Dezember 30th, 2007 at 14:51
Quatsch! Lesen Sie doch einfach im Tagebuch, da steht doch alles drin. da brauchen Sie kein “Großwerk” zu verstehen. Abgeblitzt ist er, der herr P. Lesen Sies doch nach, da finden Sie sogar ein Foto von der betreffenden Person und danach ging die Flennerei los. Wenn das nicht glasklar ist. Und ich glaube das nicht, ich weiß das.
Dezember 30th, 2007 at 15:01
Ich bitte darum, jetzt die Bremse zu ziehen. Das alles mag ja recht unterhaltsam anmuten und ich lasse es zu, weil die Kommentare in den meisten Fällen für sich selbst sprechen - auch über die jeweilige Gesinnung Auskunft geben. Nun geht es mir aber dennoch etwas zu weit und ich möchte nicht wieder wahre Löschorgien veranstalten.

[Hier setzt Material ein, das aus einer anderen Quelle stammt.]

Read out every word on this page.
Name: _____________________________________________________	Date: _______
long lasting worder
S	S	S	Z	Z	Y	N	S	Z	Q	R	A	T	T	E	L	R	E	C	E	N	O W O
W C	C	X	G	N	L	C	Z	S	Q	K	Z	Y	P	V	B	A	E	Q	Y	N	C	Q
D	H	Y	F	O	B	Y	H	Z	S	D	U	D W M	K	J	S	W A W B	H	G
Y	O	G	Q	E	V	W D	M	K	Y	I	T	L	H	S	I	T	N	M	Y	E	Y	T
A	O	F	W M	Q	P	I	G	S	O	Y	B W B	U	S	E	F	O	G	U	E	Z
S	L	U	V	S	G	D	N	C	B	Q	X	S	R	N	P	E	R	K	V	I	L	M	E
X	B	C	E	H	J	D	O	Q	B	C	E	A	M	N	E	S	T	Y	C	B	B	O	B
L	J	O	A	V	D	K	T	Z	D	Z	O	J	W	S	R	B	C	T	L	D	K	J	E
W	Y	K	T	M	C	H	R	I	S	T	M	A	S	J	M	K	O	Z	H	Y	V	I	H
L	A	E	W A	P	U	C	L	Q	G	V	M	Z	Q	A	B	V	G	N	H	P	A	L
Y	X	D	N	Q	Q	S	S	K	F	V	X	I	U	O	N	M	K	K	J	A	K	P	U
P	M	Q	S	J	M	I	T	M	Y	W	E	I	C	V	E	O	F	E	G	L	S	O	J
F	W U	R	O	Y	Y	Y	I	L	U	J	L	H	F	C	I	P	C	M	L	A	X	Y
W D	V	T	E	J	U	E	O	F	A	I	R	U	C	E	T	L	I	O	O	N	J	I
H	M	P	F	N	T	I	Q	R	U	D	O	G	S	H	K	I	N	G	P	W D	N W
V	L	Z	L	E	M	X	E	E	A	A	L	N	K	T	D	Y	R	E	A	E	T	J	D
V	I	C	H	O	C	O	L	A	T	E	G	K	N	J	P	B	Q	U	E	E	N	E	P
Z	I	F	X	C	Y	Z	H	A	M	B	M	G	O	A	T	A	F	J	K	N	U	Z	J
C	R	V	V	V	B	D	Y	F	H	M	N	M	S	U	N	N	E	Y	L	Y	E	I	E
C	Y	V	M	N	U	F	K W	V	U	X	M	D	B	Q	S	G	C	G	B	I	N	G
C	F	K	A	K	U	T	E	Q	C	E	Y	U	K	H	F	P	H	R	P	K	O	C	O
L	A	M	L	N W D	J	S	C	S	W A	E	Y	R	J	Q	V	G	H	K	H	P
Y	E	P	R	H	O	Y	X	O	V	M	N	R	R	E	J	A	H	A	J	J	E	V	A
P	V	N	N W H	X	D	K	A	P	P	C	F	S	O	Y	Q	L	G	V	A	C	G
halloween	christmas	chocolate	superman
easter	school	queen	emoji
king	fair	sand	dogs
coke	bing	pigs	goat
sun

Es ist kein Geheimnis, dass ich auch sehr viel privates hier einstelle. Auch richtig ist, dass mein Werk keine direkte Trennung erfährt. So steht es nachzulesen. Mag jeder seine Schlüsse ziehen, wie er mag, mögen sie für den Betreffenden als richtig gelten oder nicht. Ich werde jedoch kaum dulden, dass hier ein Schmutz an die Oberfläche gerät, der außer mir auch andere trifft. Mich selbst mögen Sie alle bewerfen, wie es Ihnen lustig erscheint.
Zudem hat das nichts mehr mit dem Ausgangsposting zu tun. Ihnen, Lacky, rate ich, sich an mich persönlich zu wenden, wenn Sie meinen, etwas “klären” zu müssen. Man liest unschwer (und wieder einmal) eine gewisse Eifersucht heraus, die mir allerdings rätselhaft erscheint - auch weil ich durch Ihre anonymen Angaben nicht weiß, wer Sie sind.